The Means of Escape--Penelope Fitzgerald

This book of short stories is introduced by A.S. Byatt who is replete with fulsome praise of Penelope Fitzgerald.  My only other encounter with Ms. Fitzgerald's work was The Blue Flower, a novel about Novalis, which won the National Book Award.  I do not recall being impressed with it, and in fact recall struggling through it.

So too with this book of short stories.  I would often finish a story and wonder, "What the heck was that all about?"  Stories just seemed to stop without resolution.  And if there had been some deep and compelling beauty in the language, some deft touch, some startling revelation, some insight granted me through reading them, then I would be all right with a certain amount of confusion--after all, I can't claim to have a complete understanding of Ulysses, and yet I love the book.

I read in Ms.

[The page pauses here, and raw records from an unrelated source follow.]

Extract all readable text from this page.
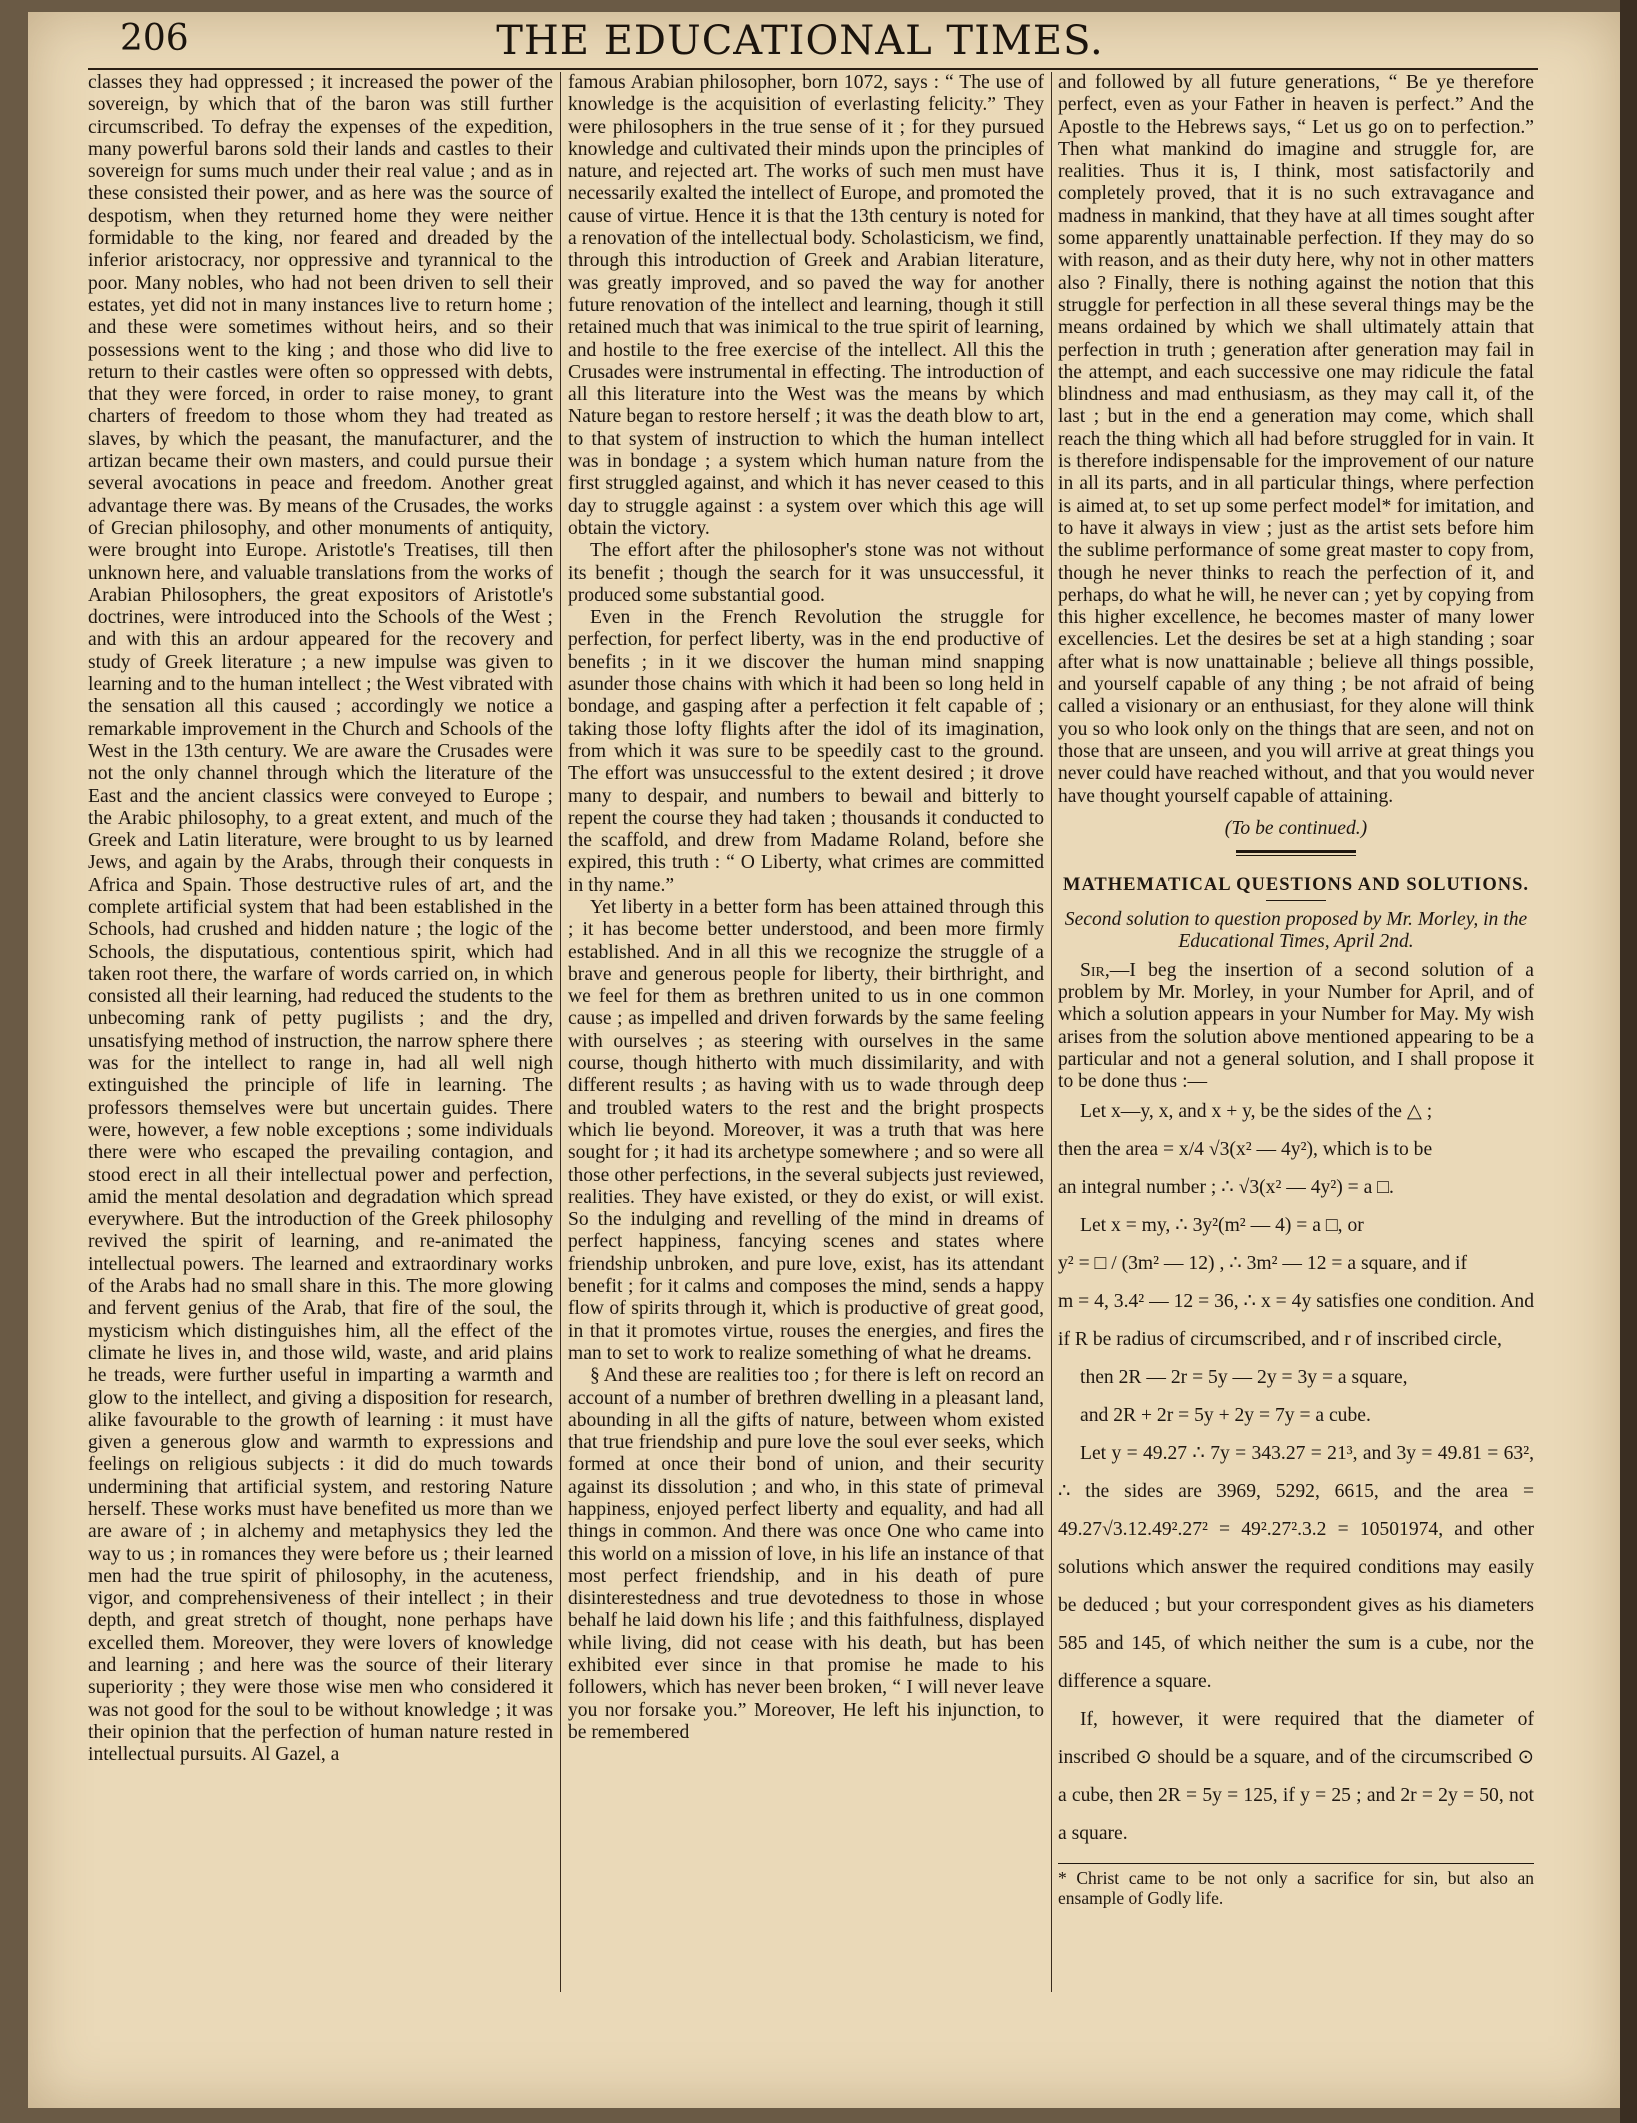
206	THE EDUCATIONAL TIMES.

classes they had oppressed ; it increased the power of the sovereign, by which that of the baron was still further circumscribed. To defray the expenses of the expedition, many powerful barons sold their lands and castles to their sovereign for sums much under their real value ; and as in these consisted their power, and as here was the source of despotism, when they returned home they were neither formidable to the king, nor feared and dreaded by the inferior aristocracy, nor oppressive and tyrannical to the poor. Many nobles, who had not been driven to sell their estates, yet did not in many instances live to return home ; and these were sometimes without heirs, and so their possessions went to the king ; and those who did live to return to their castles were often so oppressed with debts, that they were forced, in order to raise money, to grant charters of freedom to those whom they had treated as slaves, by which the peasant, the manufacturer, and the artizan became their own masters, and could pursue their several avocations in peace and freedom. Another great advantage there was. By means of the Crusades, the works of Grecian philosophy, and other monuments of antiquity, were brought into Europe. Aristotle's Treatises, till then unknown here, and valuable translations from the works of Arabian Philosophers, the great expositors of Aristotle's doctrines, were introduced into the Schools of the West ; and with this an ardour appeared for the recovery and study of Greek literature ; a new impulse was given to learning and to the human intellect ; the West vibrated with the sensation all this caused ; accordingly we notice a remarkable improvement in the Church and Schools of the West in the 13th century. We are aware the Crusades were not the only channel through which the literature of the East and the ancient classics were conveyed to Europe ; the Arabic philosophy, to a great extent, and much of the Greek and Latin literature, were brought to us by learned Jews, and again by the Arabs, through their conquests in Africa and Spain. Those destructive rules of art, and the complete artificial system that had been established in the Schools, had crushed and hidden nature ; the logic of the Schools, the disputatious, contentious spirit, which had taken root there, the warfare of words carried on, in which consisted all their learning, had reduced the students to the unbecoming rank of petty pugilists ; and the dry, unsatisfying method of instruction, the narrow sphere there was for the intellect to range in, had all well nigh extinguished the principle of life in learning. The professors themselves were but uncertain guides. There were, however, a few noble exceptions ; some individuals there were who escaped the prevailing contagion, and stood erect in all their intellectual power and perfection, amid the mental desolation and degradation which spread everywhere. But the introduction of the Greek philosophy revived the spirit of learning, and re-animated the intellectual powers. The learned and extraordinary works of the Arabs had no small share in this. The more glowing and fervent genius of the Arab, that fire of the soul, the mysticism which distinguishes him, all the effect of the climate he lives in, and those wild, waste, and arid plains he treads, were further useful in imparting a warmth and glow to the intellect, and giving a disposition for research, alike favourable to the growth of learning : it must have given a generous glow and warmth to expressions and feelings on religious subjects : it did do much towards undermining that artificial system, and restoring Nature herself. These works must have benefited us more than we are aware of ; in alchemy and metaphysics they led the way to us ; in romances they were before us ; their learned men had the true spirit of philosophy, in the acuteness, vigor, and comprehensiveness of their intellect ; in their depth, and great stretch of thought, none perhaps have excelled them. Moreover, they were lovers of knowledge and learning ; and here was the source of their literary superiority ; they were those wise men who considered it was not good for the soul to be without knowledge ; it was their opinion that the perfection of human nature rested in intellectual pursuits. Al Gazel, a

famous Arabian philosopher, born 1072, says : “ The use of knowledge is the acquisition of everlasting felicity.” They were philosophers in the true sense of it ; for they pursued knowledge and cultivated their minds upon the principles of nature, and rejected art. The works of such men must have necessarily exalted the intellect of Europe, and promoted the cause of virtue. Hence it is that the 13th century is noted for a renovation of the intellectual body. Scholasticism, we find, through this introduction of Greek and Arabian literature, was greatly improved, and so paved the way for another future renovation of the intellect and learning, though it still retained much that was inimical to the true spirit of learning, and hostile to the free exercise of the intellect. All this the Crusades were instrumental in effecting. The introduction of all this literature into the West was the means by which Nature began to restore herself ; it was the death blow to art, to that system of instruction to which the human intellect was in bondage ; a system which human nature from the first struggled against, and which it has never ceased to this day to struggle against : a system over which this age will obtain the victory.

The effort after the philosopher's stone was not without its benefit ; though the search for it was unsuccessful, it produced some substantial good.

Even in the French Revolution the struggle for perfection, for perfect liberty, was in the end productive of benefits ; in it we discover the human mind snapping asunder those chains with which it had been so long held in bondage, and gasping after a perfection it felt capable of ; taking those lofty flights after the idol of its imagination, from which it was sure to be speedily cast to the ground. The effort was unsuccessful to the extent desired ; it drove many to despair, and numbers to bewail and bitterly to repent the course they had taken ; thousands it conducted to the scaffold, and drew from Madame Roland, before she expired, this truth : “ O Liberty, what crimes are committed in thy name.”

Yet liberty in a better form has been attained through this ; it has become better understood, and been more firmly established. And in all this we recognize the struggle of a brave and generous people for liberty, their birthright, and we feel for them as brethren united to us in one common cause ; as impelled and driven forwards by the same feeling with ourselves ; as steering with ourselves in the same course, though hitherto with much dissimilarity, and with different results ; as having with us to wade through deep and troubled waters to the rest and the bright prospects which lie beyond. Moreover, it was a truth that was here sought for ; it had its archetype somewhere ; and so were all those other perfections, in the several subjects just reviewed, realities. They have existed, or they do exist, or will exist. So the indulging and revelling of the mind in dreams of perfect happiness, fancying scenes and states where friendship unbroken, and pure love, exist, has its attendant benefit ; for it calms and composes the mind, sends a happy flow of spirits through it, which is productive of great good, in that it promotes virtue, rouses the energies, and fires the man to set to work to realize something of what he dreams.

§ And these are realities too ; for there is left on record an account of a number of brethren dwelling in a pleasant land, abounding in all the gifts of nature, between whom existed that true friendship and pure love the soul ever seeks, which formed at once their bond of union, and their security against its dissolution ; and who, in this state of primeval happiness, enjoyed perfect liberty and equality, and had all things in common. And there was once One who came into this world on a mission of love, in his life an instance of that most perfect friendship, and in his death of pure disinterestedness and true devotedness to those in whose behalf he laid down his life ; and this faithfulness, displayed while living, did not cease with his death, but has been exhibited ever since in that promise he made to his followers, which has never been broken, “ I will never leave you nor forsake you.” Moreover, He left his injunction, to be remembered

and followed by all future generations, “ Be ye therefore perfect, even as your Father in heaven is perfect.” And the Apostle to the Hebrews says, “ Let us go on to perfection.” Then what mankind do imagine and struggle for, are realities. Thus it is, I think, most satisfactorily and completely proved, that it is no such extravagance and madness in mankind, that they have at all times sought after some apparently unattainable perfection. If they may do so with reason, and as their duty here, why not in other matters also ? Finally, there is nothing against the notion that this struggle for perfection in all these several things may be the means ordained by which we shall ultimately attain that perfection in truth ; generation after generation may fail in the attempt, and each successive one may ridicule the fatal blindness and mad enthusiasm, as they may call it, of the last ; but in the end a generation may come, which shall reach the thing which all had before struggled for in vain. It is therefore indispensable for the improvement of our nature in all its parts, and in all particular things, where perfection is aimed at, to set up some perfect model* for imitation, and to have it always in view ; just as the artist sets before him the sublime performance of some great master to copy from, though he never thinks to reach the perfection of it, and perhaps, do what he will, he never can ; yet by copying from this higher excellence, he becomes master of many lower excellencies. Let the desires be set at a high standing ; soar after what is now unattainable ; believe all things possible, and yourself capable of any thing ; be not afraid of being called a visionary or an enthusiast, for they alone will think you so who look only on the things that are seen, and not on those that are unseen, and you will arrive at great things you never could have reached without, and that you would never have thought yourself capable of attaining.

(To be continued.)
MATHEMATICAL QUESTIONS AND SOLUTIONS.
Second solution to question proposed by Mr. Morley, in the Educational Times, April 2nd.

Sir,—I beg the insertion of a second solution of a problem by Mr. Morley, in your Number for April, and of which a solution appears in your Number for May. My wish arises from the solution above mentioned appearing to be a particular and not a general solution, and I shall propose it to be done thus :—

Let x—y, x, and x + y, be the sides of the △ ;

then the area = x/4 √3(x² — 4y²), which is to be

an integral number ; ∴ √3(x² — 4y²) = a □.

Let x = my, ∴ 3y²(m² — 4) = a □, or

y² = □ / (3m² — 12) , ∴ 3m² — 12 = a square, and if

m = 4, 3.4² — 12 = 36, ∴ x = 4y satisfies one condition. And if R be radius of circumscribed, and r of inscribed circle,

then 2R — 2r = 5y — 2y = 3y = a square,

and 2R + 2r = 5y + 2y = 7y = a cube.

Let y = 49.27 ∴ 7y = 343.27 = 21³, and 3y = 49.81 = 63², ∴ the sides are 3969, 5292, 6615, and the area = 49.27√3.12.49².27² = 49².27².3.2 = 10501974, and other solutions which answer the required conditions may easily be deduced ; but your correspondent gives as his diameters 585 and 145, of which neither the sum is a cube, nor the difference a square.

If, however, it were required that the diameter of inscribed ⊙ should be a square, and of the circumscribed ⊙ a cube, then 2R = 5y = 125, if y = 25 ; and 2r = 2y = 50, not a square.

* Christ came to be not only a sacrifice for sin, but also an ensample of Godly life.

Byatt's introduction about the moral astuteness and adeptness of the stories, and I was led to wonder, yet once again, what exactly does moral astuteness mean in a work of fiction.  I have concluded that it likely means that the reviewer agrees with either the reasoning or the conclusion of the story.  I find this kind of commentary extremely disorienting with regard to a work of fiction--but then, that is my problem, isn't it?

Back to Ms. Fitzgerald--nothing in the book stood out to me. Two stories, "Desideratus" and "The Axe" had elements suggestive of some of the more atmospheric (and less successful) of the stories of M.R. James--but these two were probably for me the strongest in the collection.  The other stories, except for "The Means of Escape," which is vaguely reminiscent of the beginning of Great Expectations, left no mark.  I cannot recall even the titles of them, much less the story lines.  Perhaps that says more about me as a reader than it does about the author.  But I'm willing to share blame here--had I been given any element to hang onto--language, character, plot, anything, I might have been able to better encompass what the author was about.

I won't rate Ms. Fitzgerald's book, mostly because I have such grave doubts about my own critical acumen; however, at this point I can't recommend The Means of Escape.  I found no magic in the language or in the events of the story that would suggest that everyone should take a look.  When the extent of your positive feelings about a book is, "Well, it's a quick read,"  you have no basis for recommendation. However, those of you who have enjoyed her longer fictional work might also enjoy these shorter examples.  And perhaps after reading those longer works, I can return to these with a better understanding and a better ability to appreciate.